Construire, reconstruire, une ville comme un texte, avec celle ou celui qui écrit à la place de celui qui fait la sieste, la tête sur son casque ?
Très beaux textes, le cliché décrit et le questionnement du photographe. As-tu lu Patrick Blanchon qui décrit aussi ses interrogations ? J’aime aussi beaucoup le final, tu découvres le pourquoi de cette urgence et la fin… Merci, Juliette.
Merci pour le conseil, beaucoup de manques dans mes lectures en ce moments… Il faudrait que je vous lise tous….

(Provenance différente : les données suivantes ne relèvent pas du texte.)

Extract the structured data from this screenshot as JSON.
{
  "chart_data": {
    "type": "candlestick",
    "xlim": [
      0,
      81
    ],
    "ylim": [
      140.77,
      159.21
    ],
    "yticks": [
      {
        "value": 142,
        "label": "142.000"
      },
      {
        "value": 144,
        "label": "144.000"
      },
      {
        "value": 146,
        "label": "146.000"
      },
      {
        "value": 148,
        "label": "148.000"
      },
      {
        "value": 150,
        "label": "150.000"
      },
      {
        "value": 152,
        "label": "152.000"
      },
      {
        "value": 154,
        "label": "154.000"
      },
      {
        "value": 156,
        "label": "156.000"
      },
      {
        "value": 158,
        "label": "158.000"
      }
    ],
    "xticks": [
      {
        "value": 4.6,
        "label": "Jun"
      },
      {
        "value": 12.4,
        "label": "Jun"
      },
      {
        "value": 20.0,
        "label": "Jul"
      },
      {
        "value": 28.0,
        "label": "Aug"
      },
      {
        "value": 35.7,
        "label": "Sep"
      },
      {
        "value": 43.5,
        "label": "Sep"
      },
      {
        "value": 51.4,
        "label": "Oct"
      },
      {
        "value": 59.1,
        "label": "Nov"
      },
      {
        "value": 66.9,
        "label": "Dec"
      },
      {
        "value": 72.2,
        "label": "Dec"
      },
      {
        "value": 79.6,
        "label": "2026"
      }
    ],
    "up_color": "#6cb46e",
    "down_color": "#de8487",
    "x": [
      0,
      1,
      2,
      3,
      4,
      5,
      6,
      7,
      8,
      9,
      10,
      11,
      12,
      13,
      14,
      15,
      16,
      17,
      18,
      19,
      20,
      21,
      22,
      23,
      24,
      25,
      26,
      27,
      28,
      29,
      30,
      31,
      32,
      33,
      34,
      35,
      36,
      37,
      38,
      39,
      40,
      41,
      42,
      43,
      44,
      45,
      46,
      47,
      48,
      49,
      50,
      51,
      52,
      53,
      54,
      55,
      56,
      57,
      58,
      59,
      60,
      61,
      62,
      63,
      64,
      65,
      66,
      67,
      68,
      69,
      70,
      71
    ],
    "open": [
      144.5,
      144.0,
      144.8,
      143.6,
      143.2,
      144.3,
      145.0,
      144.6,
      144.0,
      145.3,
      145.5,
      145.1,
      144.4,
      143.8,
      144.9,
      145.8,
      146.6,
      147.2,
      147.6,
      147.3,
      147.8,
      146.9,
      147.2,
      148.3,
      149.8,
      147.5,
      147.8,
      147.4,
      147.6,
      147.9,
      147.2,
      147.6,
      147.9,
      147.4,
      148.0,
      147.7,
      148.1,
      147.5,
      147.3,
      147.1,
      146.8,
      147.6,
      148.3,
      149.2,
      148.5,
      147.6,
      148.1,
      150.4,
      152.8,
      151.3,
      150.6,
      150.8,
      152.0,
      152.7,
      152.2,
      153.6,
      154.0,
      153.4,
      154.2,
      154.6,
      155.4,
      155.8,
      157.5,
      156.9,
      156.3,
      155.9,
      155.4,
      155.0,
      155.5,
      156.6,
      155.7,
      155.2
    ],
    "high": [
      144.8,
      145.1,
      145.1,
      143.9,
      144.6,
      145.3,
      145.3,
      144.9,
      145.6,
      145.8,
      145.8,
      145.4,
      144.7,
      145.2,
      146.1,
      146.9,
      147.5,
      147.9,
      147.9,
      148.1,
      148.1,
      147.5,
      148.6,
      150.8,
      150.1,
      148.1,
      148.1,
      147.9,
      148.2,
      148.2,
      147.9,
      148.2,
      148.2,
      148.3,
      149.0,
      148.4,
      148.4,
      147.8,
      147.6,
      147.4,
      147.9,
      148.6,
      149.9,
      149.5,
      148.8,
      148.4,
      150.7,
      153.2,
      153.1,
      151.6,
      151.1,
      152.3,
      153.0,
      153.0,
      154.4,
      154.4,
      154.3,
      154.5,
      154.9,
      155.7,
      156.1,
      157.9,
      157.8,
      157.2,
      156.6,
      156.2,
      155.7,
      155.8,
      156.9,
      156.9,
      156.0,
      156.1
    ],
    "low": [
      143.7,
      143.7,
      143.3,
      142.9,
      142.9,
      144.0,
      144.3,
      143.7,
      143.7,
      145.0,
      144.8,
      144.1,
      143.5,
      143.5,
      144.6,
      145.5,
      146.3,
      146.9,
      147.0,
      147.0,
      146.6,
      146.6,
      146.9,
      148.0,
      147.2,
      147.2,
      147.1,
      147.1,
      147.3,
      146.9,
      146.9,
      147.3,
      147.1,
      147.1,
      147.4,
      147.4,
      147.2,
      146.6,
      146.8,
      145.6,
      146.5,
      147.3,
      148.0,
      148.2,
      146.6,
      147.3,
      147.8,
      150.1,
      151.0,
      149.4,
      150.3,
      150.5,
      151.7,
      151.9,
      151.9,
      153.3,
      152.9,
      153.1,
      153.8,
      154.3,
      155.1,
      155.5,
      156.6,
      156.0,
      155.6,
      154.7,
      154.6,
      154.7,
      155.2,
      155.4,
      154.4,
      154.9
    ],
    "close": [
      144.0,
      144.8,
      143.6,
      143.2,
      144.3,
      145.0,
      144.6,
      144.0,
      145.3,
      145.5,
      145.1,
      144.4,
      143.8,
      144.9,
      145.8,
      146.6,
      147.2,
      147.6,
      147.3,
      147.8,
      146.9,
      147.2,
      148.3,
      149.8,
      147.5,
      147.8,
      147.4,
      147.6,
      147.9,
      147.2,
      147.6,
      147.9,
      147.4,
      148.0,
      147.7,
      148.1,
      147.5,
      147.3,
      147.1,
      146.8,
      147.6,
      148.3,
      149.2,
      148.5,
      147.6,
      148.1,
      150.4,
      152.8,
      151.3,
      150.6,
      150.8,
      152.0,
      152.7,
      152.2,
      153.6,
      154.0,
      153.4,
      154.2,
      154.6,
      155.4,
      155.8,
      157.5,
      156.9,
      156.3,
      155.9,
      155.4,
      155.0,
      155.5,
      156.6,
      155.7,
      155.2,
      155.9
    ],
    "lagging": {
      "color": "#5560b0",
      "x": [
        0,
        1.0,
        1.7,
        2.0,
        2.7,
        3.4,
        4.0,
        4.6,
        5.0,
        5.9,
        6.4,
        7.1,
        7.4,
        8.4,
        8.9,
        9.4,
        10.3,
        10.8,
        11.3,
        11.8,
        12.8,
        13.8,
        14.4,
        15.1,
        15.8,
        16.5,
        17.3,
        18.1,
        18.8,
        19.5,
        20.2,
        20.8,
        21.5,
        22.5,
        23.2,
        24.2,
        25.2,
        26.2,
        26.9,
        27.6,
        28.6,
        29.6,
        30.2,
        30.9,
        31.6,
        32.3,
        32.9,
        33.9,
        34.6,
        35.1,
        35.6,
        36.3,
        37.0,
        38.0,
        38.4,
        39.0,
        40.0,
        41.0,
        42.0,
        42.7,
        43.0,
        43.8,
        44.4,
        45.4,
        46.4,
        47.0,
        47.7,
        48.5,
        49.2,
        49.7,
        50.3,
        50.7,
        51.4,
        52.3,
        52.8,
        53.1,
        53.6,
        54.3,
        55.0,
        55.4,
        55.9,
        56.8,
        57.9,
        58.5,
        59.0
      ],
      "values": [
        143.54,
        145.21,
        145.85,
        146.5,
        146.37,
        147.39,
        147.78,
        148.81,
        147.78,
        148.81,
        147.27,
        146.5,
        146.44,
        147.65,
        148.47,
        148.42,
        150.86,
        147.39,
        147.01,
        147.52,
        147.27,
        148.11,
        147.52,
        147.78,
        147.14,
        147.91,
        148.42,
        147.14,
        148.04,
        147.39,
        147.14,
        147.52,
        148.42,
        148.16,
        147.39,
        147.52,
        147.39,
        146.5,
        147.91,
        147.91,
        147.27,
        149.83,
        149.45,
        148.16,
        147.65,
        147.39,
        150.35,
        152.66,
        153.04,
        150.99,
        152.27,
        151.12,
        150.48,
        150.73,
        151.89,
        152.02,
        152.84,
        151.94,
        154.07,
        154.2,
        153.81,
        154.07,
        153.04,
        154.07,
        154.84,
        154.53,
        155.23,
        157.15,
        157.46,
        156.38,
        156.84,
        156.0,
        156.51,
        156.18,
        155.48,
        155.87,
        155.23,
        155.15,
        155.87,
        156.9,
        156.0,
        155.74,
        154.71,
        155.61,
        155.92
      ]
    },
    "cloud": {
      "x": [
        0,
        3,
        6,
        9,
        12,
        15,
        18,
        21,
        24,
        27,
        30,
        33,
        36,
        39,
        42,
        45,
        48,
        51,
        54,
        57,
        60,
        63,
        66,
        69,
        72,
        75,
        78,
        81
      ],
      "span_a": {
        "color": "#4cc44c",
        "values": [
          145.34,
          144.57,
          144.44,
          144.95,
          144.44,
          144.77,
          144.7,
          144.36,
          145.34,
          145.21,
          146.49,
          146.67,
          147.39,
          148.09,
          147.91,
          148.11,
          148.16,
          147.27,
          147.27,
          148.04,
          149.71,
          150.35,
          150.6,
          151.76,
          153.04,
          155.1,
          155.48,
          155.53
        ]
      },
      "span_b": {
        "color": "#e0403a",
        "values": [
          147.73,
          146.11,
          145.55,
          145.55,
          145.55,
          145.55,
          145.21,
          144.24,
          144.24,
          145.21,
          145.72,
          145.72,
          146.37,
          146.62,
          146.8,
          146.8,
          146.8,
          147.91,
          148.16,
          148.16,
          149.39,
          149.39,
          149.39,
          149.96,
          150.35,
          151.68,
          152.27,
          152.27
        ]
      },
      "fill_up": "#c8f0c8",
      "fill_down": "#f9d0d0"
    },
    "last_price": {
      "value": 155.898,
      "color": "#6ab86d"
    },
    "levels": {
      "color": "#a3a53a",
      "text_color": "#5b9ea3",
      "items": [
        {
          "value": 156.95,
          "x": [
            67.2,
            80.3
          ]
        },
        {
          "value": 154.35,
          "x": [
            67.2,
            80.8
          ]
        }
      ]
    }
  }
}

beaucoup aimé ces deux développements
le descriptif, nécessaire comme la photo, très beau quand tu t’attardes sur les arbres
et puis l’introspection, la vie de cet homme qui dort dans l’herbe de ce parc et tout ce qui s’organise autour de la perception de ce corps vêtu d’orange, donc homme de chantier… avec toutes les questions qui en découlent
beaucoup aimé, et mon attention n’a pas faibli au cours de la lecture !
merci Juliette
Je fais souvent des photos vouées à mon cabinet privé, pour mémoire, pour archive. Il y a les photos de nu ou de sommeil de ceux que j’aime —le sommeil comme la lecture sont des sujets qui m’appellent très fort —. Certains portraits aussi. Et puis les photos de rue, qui posent la question de la tienne. J’essaie d’écrire des micro-poèmes pour capter ces situations plutôt que de prendre une photo, mais parfois le temps fait défaut et d’autres, je sens que quelque chose m’échappe dans l’image que ma mémoire seule ne saura pas déceler. Pour Tôt, ce travail sur les heures de ménage au CNSMDP, la question des photos est omniprésente, je me retiens beaucoup, essaie d’écrire au plus précis. Je ne suis pas photographe, alors la légitimité si fragile encore dans ce travail ne peut pas se permettre ce genre de confusion. Je photographie les lieux, en lieu et place des personnes. Leurs ombres parfois. Merci d’avoir risquée celle-là.